The doctor produced the basin. Mabbon took it, and walked to the front door of the studio. Criid shot a questioning look at Gaunt, but Gaunt shook his head.

At the door, Mabbon used the rite knife to scrape an intricate symbol in the wood of the doorstep, a symbol that Gaunt didn’t care to look at too closely. Then Mabbon filled the scratches with blood from the basin.

Methodically, he repeated the process on the sills of the building’s main windows, and the steps of the back and side doors.

‘That’ll keep her blind to us, for a few hours at least,’ he said. He handed the basin back to Kolding, who had followed to watch the work warily, and then offered the knife back to Gaunt.

Gaunt took it, and returned it to his coat pocket.

‘Heretic magic,’ muttered Kolding, and went to put the basin away in his bag.

‘Exactly,’ said Mabbon.


7

Gaunt gazed out into the last hours of the night. The sky above Old Side had gone an odd, pale colour, and the snow had eased off for the first time in two days. Gaunt had, against his better nature, begun to associate the snowstorm with the force of the witch set in opposition to them. The easing of the snow suggested, perhaps quite wrongly, a waning of her power and her influence.

‘What do you think?’ he asked Criid.

They were sitting by the window in the reception room, sipping caffeine. Mabbon had gone back to sleep, and both Kolding and Jaume had withdrawn into some semblance of slumber. Maggs lay on the sofa, his eyes wide open.

Gaunt had spent the last few minutes outlining an idea to Criid.

‘It’s not a great plan,’ he admitted.

‘It’s not,’ she agreed.

‘It’s the best I’ve got.’

‘You trust him?’

‘With my life. I’m just sorry you’ll have to go instead of me. I need to stay with the prisoner, and we can’t trust Maggs.’

She nodded. ‘Makes sense. I can get there fast.’

‘We’ll need to get you some clothes from Mr Jaume’s racks.’

‘Really?’ she asked.

He nodded. ‘You won’t get in without them. And you know what to say?’
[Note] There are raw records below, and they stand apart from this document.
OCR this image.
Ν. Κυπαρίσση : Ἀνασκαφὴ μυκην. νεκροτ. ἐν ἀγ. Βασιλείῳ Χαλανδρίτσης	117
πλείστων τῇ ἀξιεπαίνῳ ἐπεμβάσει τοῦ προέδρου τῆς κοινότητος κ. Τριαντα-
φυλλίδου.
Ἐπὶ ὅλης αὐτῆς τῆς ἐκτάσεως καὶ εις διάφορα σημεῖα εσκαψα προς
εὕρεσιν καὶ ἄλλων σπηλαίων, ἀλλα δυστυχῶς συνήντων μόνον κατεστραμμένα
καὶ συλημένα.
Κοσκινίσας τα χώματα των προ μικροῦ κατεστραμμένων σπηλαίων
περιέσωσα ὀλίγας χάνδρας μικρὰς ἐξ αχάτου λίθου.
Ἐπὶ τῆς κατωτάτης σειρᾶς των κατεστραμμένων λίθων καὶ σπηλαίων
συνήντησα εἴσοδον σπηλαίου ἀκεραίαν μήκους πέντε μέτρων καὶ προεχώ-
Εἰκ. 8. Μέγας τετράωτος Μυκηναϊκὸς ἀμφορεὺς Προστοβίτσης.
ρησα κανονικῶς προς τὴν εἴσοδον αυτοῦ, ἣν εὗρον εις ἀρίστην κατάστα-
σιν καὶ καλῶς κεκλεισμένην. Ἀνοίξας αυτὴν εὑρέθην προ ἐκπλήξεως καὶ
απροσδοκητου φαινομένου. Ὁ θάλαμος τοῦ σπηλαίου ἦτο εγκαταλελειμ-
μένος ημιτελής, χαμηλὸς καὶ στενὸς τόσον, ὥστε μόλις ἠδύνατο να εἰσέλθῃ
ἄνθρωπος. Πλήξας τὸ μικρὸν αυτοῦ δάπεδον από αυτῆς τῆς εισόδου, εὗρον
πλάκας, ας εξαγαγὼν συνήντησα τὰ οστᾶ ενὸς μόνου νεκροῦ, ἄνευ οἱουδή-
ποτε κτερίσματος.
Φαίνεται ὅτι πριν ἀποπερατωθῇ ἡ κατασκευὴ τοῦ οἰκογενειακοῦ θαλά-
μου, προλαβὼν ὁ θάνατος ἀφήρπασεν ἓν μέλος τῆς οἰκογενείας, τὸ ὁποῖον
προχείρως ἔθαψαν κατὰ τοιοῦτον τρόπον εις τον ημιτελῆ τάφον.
‘I know what to say. What happens if I don’t come back for… for whatever reason?’

‘I’ll still be there.’

Criid looked at him. ‘That’s way too much of a risk.’

‘It’s too much of a risk not to be. We need this to be over and done. There could be all sorts of factors preventing you from coming back. I will be there.’

‘And if it’s a total fething mess?’

‘I’ll fight my way out of it,’ said Gaunt.


6

With a small bag of Mr Jaume’s dressing up clothes over her shoulder, Criid left the studio on Carnation Street just before dawn. Gaunt watched her run off into silent, empty streets where the snow had stopped falling.

He hoped that the cessation of snowfall was a good omen.

He hope that he’d see her again.

He wasn’t confident about either of those things.